The United States is prepared to offer Israel written security guarantees if it would help to restart stalled Middle East peace talks.

"We continue our discussions with the Israelis. If there is a need to put certain understandings in writing, we will be prepared to do that," PJ Crowley, the US state department spokesman, said.

He declined to say what the details of the package may be.

The US has offered Israel an incentive package for a 90-day moratorium on settlement building in the occupied West Bank, but the proposed freeze would not include building in occupied East Jerusalem.

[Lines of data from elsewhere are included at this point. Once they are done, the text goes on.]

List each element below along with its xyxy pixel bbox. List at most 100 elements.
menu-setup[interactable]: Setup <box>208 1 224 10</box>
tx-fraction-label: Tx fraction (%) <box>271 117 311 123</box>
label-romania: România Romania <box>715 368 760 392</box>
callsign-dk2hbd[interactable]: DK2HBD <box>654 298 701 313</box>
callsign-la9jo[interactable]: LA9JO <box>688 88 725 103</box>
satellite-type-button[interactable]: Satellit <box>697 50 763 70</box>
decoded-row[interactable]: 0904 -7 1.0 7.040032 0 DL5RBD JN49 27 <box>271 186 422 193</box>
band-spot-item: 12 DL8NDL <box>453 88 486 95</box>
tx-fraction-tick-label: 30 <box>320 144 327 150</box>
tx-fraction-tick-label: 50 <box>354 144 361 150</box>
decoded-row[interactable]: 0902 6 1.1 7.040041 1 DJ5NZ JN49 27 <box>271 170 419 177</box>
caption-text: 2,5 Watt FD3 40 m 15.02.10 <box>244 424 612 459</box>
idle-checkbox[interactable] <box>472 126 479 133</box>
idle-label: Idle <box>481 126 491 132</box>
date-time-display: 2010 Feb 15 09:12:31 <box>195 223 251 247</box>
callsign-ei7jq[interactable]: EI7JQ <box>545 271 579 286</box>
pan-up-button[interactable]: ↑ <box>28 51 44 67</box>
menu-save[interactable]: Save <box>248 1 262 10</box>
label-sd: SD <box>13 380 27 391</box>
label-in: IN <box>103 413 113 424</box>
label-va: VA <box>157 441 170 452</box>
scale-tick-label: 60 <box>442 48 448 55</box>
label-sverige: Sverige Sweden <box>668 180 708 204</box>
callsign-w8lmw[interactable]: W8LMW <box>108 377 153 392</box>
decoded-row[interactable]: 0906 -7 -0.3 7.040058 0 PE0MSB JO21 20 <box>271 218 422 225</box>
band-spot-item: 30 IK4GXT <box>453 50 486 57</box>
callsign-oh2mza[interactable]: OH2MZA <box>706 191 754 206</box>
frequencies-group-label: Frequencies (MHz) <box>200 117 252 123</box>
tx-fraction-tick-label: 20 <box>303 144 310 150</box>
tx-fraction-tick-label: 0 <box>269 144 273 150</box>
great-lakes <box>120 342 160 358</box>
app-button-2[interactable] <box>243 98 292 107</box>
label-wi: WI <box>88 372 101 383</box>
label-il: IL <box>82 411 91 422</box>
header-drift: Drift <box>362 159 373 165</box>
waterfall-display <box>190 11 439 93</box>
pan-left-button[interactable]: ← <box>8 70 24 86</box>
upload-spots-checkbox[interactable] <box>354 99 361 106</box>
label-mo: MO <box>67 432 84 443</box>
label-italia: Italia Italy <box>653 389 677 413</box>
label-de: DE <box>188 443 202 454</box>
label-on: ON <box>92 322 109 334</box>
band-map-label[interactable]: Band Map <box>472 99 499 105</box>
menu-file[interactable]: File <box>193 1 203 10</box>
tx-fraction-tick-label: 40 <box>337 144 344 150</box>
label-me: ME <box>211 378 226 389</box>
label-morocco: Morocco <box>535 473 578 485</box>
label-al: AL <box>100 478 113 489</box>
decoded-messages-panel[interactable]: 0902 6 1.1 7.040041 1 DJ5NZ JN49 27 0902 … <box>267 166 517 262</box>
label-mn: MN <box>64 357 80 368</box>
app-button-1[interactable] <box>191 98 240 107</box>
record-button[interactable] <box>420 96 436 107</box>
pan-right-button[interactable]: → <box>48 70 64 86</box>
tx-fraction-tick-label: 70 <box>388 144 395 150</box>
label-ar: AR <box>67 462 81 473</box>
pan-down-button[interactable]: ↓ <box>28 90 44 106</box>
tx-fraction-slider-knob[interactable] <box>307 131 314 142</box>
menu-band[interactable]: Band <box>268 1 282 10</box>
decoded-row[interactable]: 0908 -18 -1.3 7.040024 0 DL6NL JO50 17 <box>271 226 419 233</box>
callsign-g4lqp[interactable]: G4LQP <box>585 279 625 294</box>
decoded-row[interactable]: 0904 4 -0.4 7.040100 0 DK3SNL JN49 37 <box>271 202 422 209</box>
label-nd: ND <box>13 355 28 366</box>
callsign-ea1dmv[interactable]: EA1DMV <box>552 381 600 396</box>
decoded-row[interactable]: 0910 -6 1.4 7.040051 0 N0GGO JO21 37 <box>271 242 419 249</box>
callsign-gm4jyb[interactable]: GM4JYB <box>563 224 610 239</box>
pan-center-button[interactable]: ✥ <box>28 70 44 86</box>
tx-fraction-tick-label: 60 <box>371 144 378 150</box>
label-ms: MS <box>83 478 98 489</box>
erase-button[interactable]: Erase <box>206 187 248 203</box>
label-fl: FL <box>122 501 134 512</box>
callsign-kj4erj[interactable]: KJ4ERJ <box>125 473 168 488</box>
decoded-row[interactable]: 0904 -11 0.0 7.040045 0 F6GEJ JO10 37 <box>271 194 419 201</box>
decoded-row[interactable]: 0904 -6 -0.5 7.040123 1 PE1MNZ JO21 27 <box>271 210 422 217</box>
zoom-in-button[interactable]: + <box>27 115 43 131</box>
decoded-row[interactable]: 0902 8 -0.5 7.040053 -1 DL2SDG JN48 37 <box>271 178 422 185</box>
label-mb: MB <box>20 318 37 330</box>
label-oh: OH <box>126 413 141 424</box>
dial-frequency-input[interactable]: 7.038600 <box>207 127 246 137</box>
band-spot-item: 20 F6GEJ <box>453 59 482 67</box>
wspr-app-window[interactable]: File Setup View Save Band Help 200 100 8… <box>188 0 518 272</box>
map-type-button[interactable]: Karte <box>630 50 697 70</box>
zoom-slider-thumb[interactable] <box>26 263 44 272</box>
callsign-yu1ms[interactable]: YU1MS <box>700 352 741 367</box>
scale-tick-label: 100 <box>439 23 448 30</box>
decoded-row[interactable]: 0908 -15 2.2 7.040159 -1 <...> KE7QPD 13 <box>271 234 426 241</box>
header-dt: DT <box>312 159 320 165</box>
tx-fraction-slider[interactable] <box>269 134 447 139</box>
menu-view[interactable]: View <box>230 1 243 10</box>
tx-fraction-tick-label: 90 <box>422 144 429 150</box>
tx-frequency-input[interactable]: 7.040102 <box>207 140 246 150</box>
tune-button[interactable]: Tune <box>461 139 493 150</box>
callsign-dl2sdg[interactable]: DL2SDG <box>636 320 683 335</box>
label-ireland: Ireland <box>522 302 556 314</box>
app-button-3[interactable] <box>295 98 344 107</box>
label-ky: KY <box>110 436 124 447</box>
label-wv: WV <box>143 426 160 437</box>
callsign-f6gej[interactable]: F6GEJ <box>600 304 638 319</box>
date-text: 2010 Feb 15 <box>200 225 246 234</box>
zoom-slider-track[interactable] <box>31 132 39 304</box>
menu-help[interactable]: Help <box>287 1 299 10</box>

Binyamin Netanuahu, Israel’s prime minister, has asked his cabinet to consider the package of security and diplomatic incentives.

But an Israeli official said on Friday the US had not yet provided the guarantees that Israel wanted, with Washington reluctant to commit to paper all the promises Netanyahu says he was offered verbally last week.

The latest snag concerned a pledge that Israel says Hillary Clinton, US secretary of state, made to provide the country with 20 stealth warplanes, free of charge. 

Politicians said Washington was backtracking and now wanted some sort of payment for the coveted fighter aircraft.

"It looks like the free stealth fighters have slipped," Benny Begin, a minister from Netanyahu’s Likud party who is opposed to the proposed US deal, said.

He said that Washington was setting a trap to extract major concessions later down the line.

"One may wonder if you cannot agree to understandings from one week to the next, what could happen over three months," Begin told Army Radio on Friday.

The Palestinians themselves have expressed outrage in private over reports of the US offer, saying it was a bribe to get Israel to fulfil basic international obligations.

Stopping short of rejecting the deal outright, Saeb Erekat, the chief Palestinian negotiator, expressed strong reservations about the proposal because the moratorium on new construction would only apply to the West Bank and not East Jerusalem, the Palestinians’ hoped-for capital.

Erekat said that the US had not officially informed the Palestinians about the details of the proposal, but that "they know we have a major problem in not including east Jerusalem".

Mahmoud Abbas, the Palestinian president, will put the US plan before Palestinian decision-makers and call for an immediate session of Arab League officials before announcing an official decision, Erekat said.

Abbas told the London-based Arab newspaper Asharq Al-Awsat that he refuses to link the troubled Middle East peace process with a US offer of additional military aid to its Israeli ally.

"We refuse to allow the offer of planes be linked in any way to a freeze on settlements," Abbas said in the interview, which was published on Friday.

"The United States is an ally of Israel and we can not prevent that," Abbas said.

"But let their aid be carried out far removed from the  Palestinian peace negotiations and not be used as a pretext for giving more weaponry to Israel."

The potential construction freeze would cover future construction as well as projects that have started since September 26, when the previous 10-month moratorium expired.